Rebuilding Public Trust
Any sensible action to curb police misconduct and improve safety for all must tackle the declining public trust in police and civilian-police interactions. Too often, the slogan “Hands up, don’t shoot” (an inaccurate and debunked trope) is invoked as a dramatic reaction to “police brutality.” This is nothing but over-the-top theatrics engineered to provoke public panic, perpetuate the victimhood narrative, and coach passive-aggressive non-compliance with police investigations. High profile cases of Michael Brown, Eric Garner and Tyre Nichols, for instance, didn’t involve any guns. All three, however, did involve varied levels of resistance against the police during an arrest situation.
One common, yet politically inconvenient denominator of all tragic deaths of civilians by police officers is the civilians’ failure to comply with lawful commands by the officers. In the vast majority of these cases, the victims were also under some sort of influence of illicit drugs and/or alcohol.

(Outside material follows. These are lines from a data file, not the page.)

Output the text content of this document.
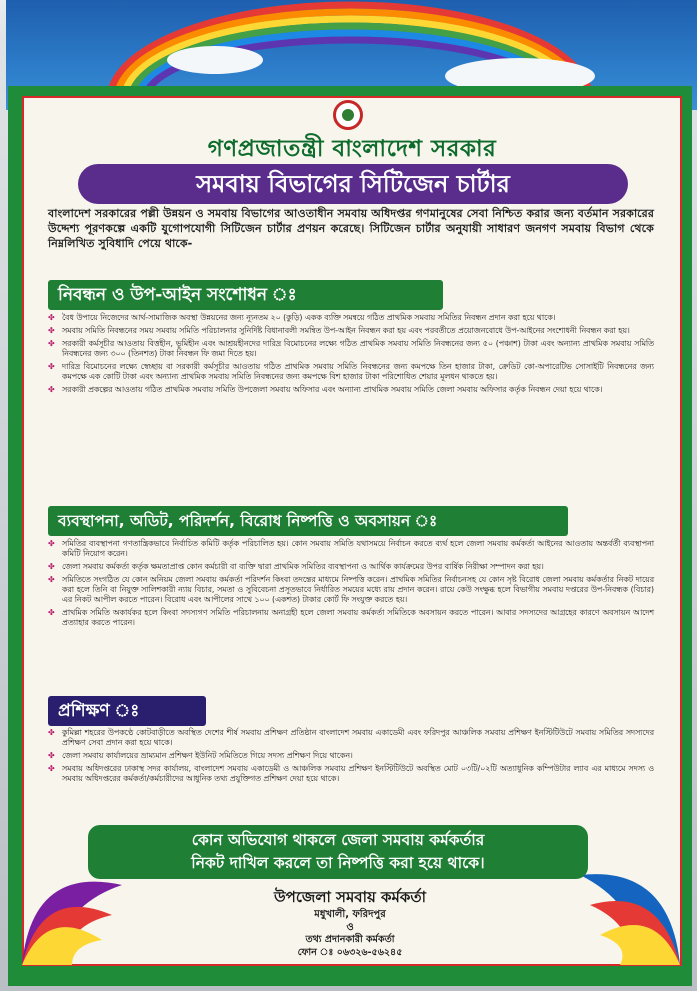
গণপ্রজাতন্ত্রী বাংলাদেশ সরকার
সমবায় বিভাগের সিটিজেন চার্টার
বাংলাদেশ সরকারের পল্লী উন্নয়ন ও সমবায় বিভাগের আওতাধীন সমবায় অধিদপ্তর গণমানুষের সেবা নিশ্চিত করার জন্য বর্তমান সরকারের উদ্দেশ্য পূরণকল্পে একটি যুগোপযোগী সিটিজেন চার্টার প্রণয়ন করেছে। সিটিজেন চার্টার অনুযায়ী সাধারণ জনগণ সমবায় বিভাগ থেকে নিম্নলিখিত সুবিধাদি পেয়ে থাকে-
নিবন্ধন ও উপ-আইন সংশোধন ঃ
✤ বৈধ উপায়ে নিজেদের আর্থ-সামাজিক অবস্থা উন্নয়নের জন্য ন্যূনতম ২০ (কুড়ি) একক ব্যক্তি সমন্বয়ে গঠিত প্রাথমিক সমবায় সমিতির নিবন্ধন প্রদান করা হয়ে থাকে।
✤ সমবায় সমিতি নিবন্ধনের সময় সমবায় সমিতি পরিচালনার সুনির্দিষ্ট বিধানাবলী সমন্বিত উপ-আইন নিবন্ধন করা হয় এবং পরবর্তীতে প্রয়োজনবোধে উপ-আইনের সংশোধনী নিবন্ধন করা হয়।
✤ সরকারী কর্মসূচীর আওতায় বিত্তহীন, ভূমিহীন এবং আশ্রয়হীনদের দারিদ্র বিমোচনের লক্ষ্যে গঠিত প্রাথমিক সমবায় সমিতি নিবন্ধনের জন্য ৫০ (পঞ্চাশ) টাকা এবং অন্যান্য প্রাথমিক সমবায় সমিতি নিবন্ধনের জন্য ৩০০ (তিনশত) টাকা নিবন্ধন ফি জমা দিতে হয়।
✤ দারিদ্র বিমোচনের লক্ষ্যে স্বেচ্ছায় বা সরকারী কর্মসূচীর আওতায় গঠিত প্রাথমিক সমবায় সমিতি নিবন্ধনের জন্য কমপক্ষে তিন হাজার টাকা, ক্রেডিট কো-অপারেটিভ সোসাইটি নিবন্ধনের জন্য কমপক্ষে এক কোটি টাকা এবং অন্যান্য প্রাথমিক সমবায় সমিতি নিবন্ধনের জন্য কমপক্ষে বিশ হাজার টাকা পরিশোধিত শেয়ার মূলধন থাকতে হয়।
✤ সরকারী প্রকল্পের আওতায় গঠিত প্রাথমিক সমবায় সমিতি উপজেলা সমবায় অফিসার এবং অন্যান্য প্রাথমিক সমবায় সমিতি জেলা সমবায় অফিসার কর্তৃক নিবন্ধন দেয়া হয়ে থাকে।
ব্যবস্থাপনা, অডিট, পরিদর্শন, বিরোধ নিষ্পত্তি ও অবসায়ন ঃ
✤ সমিতির ব্যবস্থাপনা গণতান্ত্রিকভাবে নির্বাচিত কমিটি কর্তৃক পরিচালিত হয়। কোন সমবায় সমিতি যথাসময়ে নির্বাচন করতে ব্যর্থ হলে জেলা সমবায় কর্মকর্তা আইনের আওতায় অন্তর্বর্তী ব্যবস্থাপনা কমিটি নিয়োগ করেন।
✤ জেলা সমবায় কর্মকর্তা কর্তৃক ক্ষমতাপ্রাপ্ত কোন কর্মচারী বা ব্যক্তি দ্বারা প্রাথমিক সমিতির ব্যবস্থাপনা ও আর্থিক কার্যক্রমের উপর বার্ষিক নিরীক্ষা সম্পাদন করা হয়।
✤ সমিতিতে সংগঠিত যে কোন অনিয়ম জেলা সমবায় কর্মকর্তা পরিদর্শন কিংবা তদন্তের মাধ্যমে নিষ্পত্তি করেন। প্রাথমিক সমিতির নির্বাচনসহ যে কোন সৃষ্ট বিরোধ জেলা সমবায় কর্মকর্তার নিকট দায়ের করা হলে তিনি বা নিযুক্ত সালিশকারী ন্যায় বিচার, সমতা ও সুবিবেচনা প্রসূতভাবে নির্ধারিত সময়ের মধ্যে রায় প্রদান করেন। রায়ে কেউ সংক্ষুব্ধ হলে বিভাগীয় সমবায় দপ্তরের উপ-নিবন্ধক (বিচার) এর নিকট আপীল করতে পারেন। বিরোধ এবং আপীলের সাথে ১০০ (একশত) টাকার কোর্ট ফি সংযুক্ত করতে হয়।
✤ প্রাথমিক সমিতি অকার্যকর হলে কিংবা সদস্যগণ সমিতি পরিচালনায় অনাগ্রহী হলে জেলা সমবায় কর্মকর্তা সমিতিকে অবসায়ন করতে পারেন। আবার সদস্যদের আগ্রহের কারণে অবসায়ন আদেশ প্রত্যাহার করতে পারেন।
প্রশিক্ষণ ঃ
✤ কুমিল্লা শহরের উপকণ্ঠে কোটবাড়ীতে অবস্থিত দেশের শীর্ষ সমবায় প্রশিক্ষণ প্রতিষ্ঠান বাংলাদেশ সমবায় একাডেমী এবং ফরিদপুর আঞ্চলিক সমবায় প্রশিক্ষণ ইনস্টিটিউটে সমবায় সমিতির সদস্যদের প্রশিক্ষণ সেবা প্রদান করা হয়ে থাকে।
✤ জেলা সমবায় কার্যালয়ের ভ্রাম্যমান প্রশিক্ষণ ইউনিট সমিতিতে গিয়ে সদস্য প্রশিক্ষণ দিয়ে থাকেন।
✤ সমবায় অধিদপ্তরের ঢাকাস্থ সদর কার্যালয়, বাংলাদেশ সমবায় একাডেমী ও আঞ্চলিক সমবায় প্রশিক্ষণ ইনস্টিটিউটে অবস্থিত মোট ০৩টি/০২টি অত্যাধুনিক কম্পিউটার ল্যাব এর মাধ্যমে সদস্য ও সমবায় অধিদপ্তরের কর্মকর্তা/কর্মচারীদের আধুনিক তথ্য প্রযুক্তিগত প্রশিক্ষণ দেয়া হয়ে থাকে।
কোন অভিযোগ থাকলে জেলা সমবায় কর্মকর্তার
নিকট দাখিল করলে তা নিষ্পত্তি করা হয়ে থাকে।
উপজেলা সমবায় কর্মকর্তা
মধুখালী, ফরিদপুর
ও
তথ্য প্রদানকারী কর্মকর্তা
ফোন ঃ ০৬৩২৬-৫৬২৪৫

Mind-altering substances can severely impair a person’s judgment, which can aid in turning an otherwise routine interaction with law enforcement into a deadly encounter.
The socially responsible thing to teach our youth is not that they must protest “killer cops,” but that they must learn to obey the law and cooperate with the police. Additionally, youth should be taught to refrain from engaging in unlawful and potentially harmful activities involving the excess use of alcohol and drugs. Fleeing, fighting and resisting law enforcement is a common thread in almost every single instance where deadly force was employed.
Bad police officers who threaten the general public of all colors and backgrounds, need to be purged from the profession without question. On the other hand, good officers, who comprise the vast majority of the policing profession, don’t need to be “reformed.” They deserve the respect and support from all law-abiding, good-faith citizens, especially at a time when their services are desperately needed to curb the surge of violent crimes and murders throughout the country. Police officers are life savers, not life takers.
Paul Cappitelli is a career law enforcement professional with over 45 years of experience. He served with the San Bernardino County Sheriff’s Department (SBSD) for 29 years, retiring at the rank of Captain in 2007. Paul is a public safety consultant on police and corrections practices matters. He is an expert witness in civil litigation representing the interests of both defense and plaintiffs. He regularly opines on law enforcement-related matters for radio, television and print media. He holds a Master’s Degree (MPA) in Public Administration/Public Policy, a BS in Business Management and an AA in Administration of Justice. Paul’s website: https://www.paulcapp.com
View Comments (2)
Nearly two-thirds of Americans support local law enforcement and they oppose calls for defunding police departments. Some think that the attack on local law enforcement is an attempt by the deep-state Democrat and globalist cabal to install a national/global police force instead?
I could tell before I finished reading the article that the authors were law enforcement or academia-related people and turns out to be both. Bottom line is people don't give a damn about stats like these when it comes to police misconduct because we/they don't see the the arguments you make in real life. What is seen is cops doing bad things to minorities and seeing is believing so until the general public can actually see some of the statistics used in this article, and they won't because they aren't tangible, you're points won't be well received by the masses no matter how valid the numbers may be. The last sentence of this article would be and could be validly disputed in numerous neighborhoods around SoCal. "Police officers are life savers, not life takers."